No contexto da fiscalização de operações de comércio exterior e da regularidade de empresas perante a Receita Federal, a suspensão do Cadastro Nacional de Pessoa Jurídica (CNPJ) é uma penalidade com impactos severos para o funcionamento de uma empresa. Recentemente, uma decisão proferida em agravo de instrumento trouxe à tona a discussão sobre a legalidade da suspensão prévia do CNPJ antes da conclusão de processo administrativo, levantando importantes reflexões sobre os princípios do devido processo legal, da ampla defesa e do contraditório.
O agravo de instrumento foi interposto contra decisão da 14ª Vara Cível Federal de São Paulo, que indeferiu o pedido de liminar da empresa para reativação de seu CNPJ até o julgamento final do processo administrativo. A empresa alegou que a suspensão de sua inscrição foi prematura e sem base legal, uma vez que o processo administrativo que trata da inaptidão do CNPJ ainda estava pendente de julgamento.
A discussão central deste caso é se a Receita Federal do Brasil (RFB) pode suspender previamente o CNPJ de uma empresa antes da conclusão do processo administrativo, especialmente quando há uma impugnação em andamento, conforme previsto no artigo 81 da Lei 9.430/1996, que trata da inaptidão do CNPJ em casos de interposição fraudulenta em operações de comércio exterior.
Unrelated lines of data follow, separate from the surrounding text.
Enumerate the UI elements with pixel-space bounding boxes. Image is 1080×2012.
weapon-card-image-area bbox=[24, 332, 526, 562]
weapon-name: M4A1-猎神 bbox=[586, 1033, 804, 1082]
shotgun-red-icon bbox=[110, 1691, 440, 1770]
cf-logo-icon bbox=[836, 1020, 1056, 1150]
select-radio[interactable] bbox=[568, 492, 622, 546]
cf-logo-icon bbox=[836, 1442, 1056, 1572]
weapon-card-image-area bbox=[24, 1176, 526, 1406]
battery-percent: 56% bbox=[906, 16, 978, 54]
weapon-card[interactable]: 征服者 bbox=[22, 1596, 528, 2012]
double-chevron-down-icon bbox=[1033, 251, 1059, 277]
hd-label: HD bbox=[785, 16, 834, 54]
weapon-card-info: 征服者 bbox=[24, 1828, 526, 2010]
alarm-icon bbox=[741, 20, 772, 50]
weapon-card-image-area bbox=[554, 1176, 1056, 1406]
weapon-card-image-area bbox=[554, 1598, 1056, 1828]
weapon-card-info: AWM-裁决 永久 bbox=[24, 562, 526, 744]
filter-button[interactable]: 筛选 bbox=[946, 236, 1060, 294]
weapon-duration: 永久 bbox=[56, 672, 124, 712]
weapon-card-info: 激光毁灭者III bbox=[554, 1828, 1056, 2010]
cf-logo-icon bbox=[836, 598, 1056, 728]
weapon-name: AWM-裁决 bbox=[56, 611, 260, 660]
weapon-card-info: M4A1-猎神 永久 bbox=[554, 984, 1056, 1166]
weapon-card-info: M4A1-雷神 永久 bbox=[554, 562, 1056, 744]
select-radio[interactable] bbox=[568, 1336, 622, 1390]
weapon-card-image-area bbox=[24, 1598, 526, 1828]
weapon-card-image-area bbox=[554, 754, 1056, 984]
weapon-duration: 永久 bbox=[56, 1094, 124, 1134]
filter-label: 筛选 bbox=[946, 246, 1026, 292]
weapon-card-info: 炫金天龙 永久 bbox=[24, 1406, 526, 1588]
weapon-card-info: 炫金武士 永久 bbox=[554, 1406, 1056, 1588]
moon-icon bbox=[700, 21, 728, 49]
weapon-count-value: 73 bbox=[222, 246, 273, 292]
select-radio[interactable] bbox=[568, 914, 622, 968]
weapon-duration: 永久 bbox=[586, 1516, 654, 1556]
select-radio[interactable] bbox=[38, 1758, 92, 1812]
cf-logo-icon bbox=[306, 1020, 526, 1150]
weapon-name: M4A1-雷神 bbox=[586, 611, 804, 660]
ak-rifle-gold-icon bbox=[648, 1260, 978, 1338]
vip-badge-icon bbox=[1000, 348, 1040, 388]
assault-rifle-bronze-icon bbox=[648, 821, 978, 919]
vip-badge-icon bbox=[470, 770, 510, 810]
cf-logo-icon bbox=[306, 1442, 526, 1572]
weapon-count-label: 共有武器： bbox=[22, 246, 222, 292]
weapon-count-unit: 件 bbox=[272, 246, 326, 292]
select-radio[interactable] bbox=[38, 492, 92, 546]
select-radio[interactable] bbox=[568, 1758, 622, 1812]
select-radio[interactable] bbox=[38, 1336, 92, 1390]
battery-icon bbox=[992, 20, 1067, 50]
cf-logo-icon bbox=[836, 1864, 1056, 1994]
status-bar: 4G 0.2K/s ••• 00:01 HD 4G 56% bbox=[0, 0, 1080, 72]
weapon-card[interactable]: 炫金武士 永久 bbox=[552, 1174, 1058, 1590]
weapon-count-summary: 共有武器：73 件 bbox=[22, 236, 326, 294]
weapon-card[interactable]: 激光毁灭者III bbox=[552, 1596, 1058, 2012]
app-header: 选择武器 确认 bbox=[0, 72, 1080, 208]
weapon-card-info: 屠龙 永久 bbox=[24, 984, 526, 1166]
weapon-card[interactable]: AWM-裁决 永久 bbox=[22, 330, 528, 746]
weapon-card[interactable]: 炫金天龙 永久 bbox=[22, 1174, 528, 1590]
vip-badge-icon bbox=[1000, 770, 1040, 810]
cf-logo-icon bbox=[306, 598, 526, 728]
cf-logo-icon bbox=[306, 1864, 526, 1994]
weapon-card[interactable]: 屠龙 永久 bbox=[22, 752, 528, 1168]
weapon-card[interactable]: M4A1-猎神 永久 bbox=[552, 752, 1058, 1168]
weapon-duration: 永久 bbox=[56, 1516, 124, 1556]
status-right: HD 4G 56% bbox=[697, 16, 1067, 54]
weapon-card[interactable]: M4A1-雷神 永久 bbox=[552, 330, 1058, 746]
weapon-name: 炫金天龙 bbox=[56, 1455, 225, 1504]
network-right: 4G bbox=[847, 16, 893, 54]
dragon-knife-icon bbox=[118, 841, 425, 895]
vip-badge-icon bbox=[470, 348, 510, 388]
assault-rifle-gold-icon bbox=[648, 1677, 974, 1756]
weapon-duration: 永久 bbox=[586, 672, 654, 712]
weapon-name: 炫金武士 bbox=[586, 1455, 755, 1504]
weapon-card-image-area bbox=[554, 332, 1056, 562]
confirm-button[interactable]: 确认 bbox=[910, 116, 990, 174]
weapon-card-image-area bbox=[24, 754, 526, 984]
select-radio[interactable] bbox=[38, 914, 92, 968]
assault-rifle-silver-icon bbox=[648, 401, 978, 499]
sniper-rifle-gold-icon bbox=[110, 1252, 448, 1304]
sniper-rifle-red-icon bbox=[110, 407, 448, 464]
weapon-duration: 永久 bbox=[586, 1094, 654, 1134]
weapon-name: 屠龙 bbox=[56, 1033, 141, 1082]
No recurso, a empresa TCI Distribuidora LTDA defendeu que a suspensão prévia do CNPJ antes da conclusão do processo administrativo não tem amparo legal. Segundo a agravante, a penalidade de suspensão não está prevista na legislação vigente, que se limita a prever a baixa definitiva do CNPJ somente após o devido processo legal. Entre os principais pontos levantados estão:
Extrapolação do poder regulamentar: A empresa argumentou que a Receita Federal excedeu sua competência ao editar uma instrução normativa que permite a suspensão do CNPJ antes da conclusão do processo. A Lei 9.430/96, em seu artigo 80, só prevê a baixa definitiva do CNPJ após a finalização do processo, o que não inclui a suspensão prévia.
Princípio da legalidade: A agravante sustentou que a aplicação da suspensão antes do julgamento final viola o princípio da legalidade, uma vez que a lei não concede à Receita Federal tal prerrogativa.
Violação ao contraditório e à ampla defesa: A suspensão prévia do CNPJ, sem a conclusão do processo administrativo, fere os direitos da empresa de exercer plenamente sua defesa, já que o procedimento ainda estava pendente de decisão definitiva.
O Tribunal Regional Federal da 3ª Região deu provimento ao agravo, reconhecendo que a suspensão prévia do CNPJ não encontra respaldo legal. A Corte destacou que, conforme jurisprudência pacífica, a suspensão de um CNPJ antes da conclusão do processo administrativo constitui uma violação aos princípios da ampla defesa e do contraditório, que são garantias constitucionais.
Além disso, a decisão destacou que a Receita Federal extrapolou sua autoridade ao criar um procedimento mais célere por meio de instruções normativas que inovaram indevidamente o ordenamento jurídico. O Tribunal também mencionou precedentes em que essa prática já foi considerada ilegal, reforçando que a suspensão prévia carece de suporte legal e não pode ser aplicada de forma antecipada ou cautelar.
A decisão do TRF-3 foi amparada por jurisprudência consolidada. Dentre os precedentes citados, o Tribunal mencionou casos que reafirmam a impossibilidade de suspender previamente o CNPJ antes da conclusão do processo administrativo, mesmo quando há indícios de irregularidades, como interposição fraudulenta.
Em um dos precedentes (TRF 3ª Região, 3ª Turma, ApCiv – APELAÇÃO CÍVEL – 5028066-78.2021.4.03.6100), a Corte já havia declarado a ilegalidade da suspensão prévia do CNPJ, afirmando que tal medida, por ser imposta antes do término do processo, viola o princípio da legalidade. Esse entendimento foi fundamental para a concessão do provimento ao agravo interposto pela empresa.
A decisão do TRF-3 reforça a importância do respeito aos princípios do devido processo legal, da ampla defesa e do contraditório nas ações fiscais. A suspensão prévia do CNPJ antes da conclusão de um processo administrativo não encontra suporte legal e representa uma extrapolação do poder regulamentar da Receita Federal, podendo inviabilizar as atividades de uma empresa de forma indevida.
Essa decisão serve como um importante precedente para empresas que enfrentam procedimentos administrativos similares, garantindo que penalidades graves como a suspensão de CNPJ só sejam aplicadas após o devido processo legal. Assim, a decisão protege o direito das empresas de continuar operando até que haja uma conclusão formal e definitiva no processo administrativo.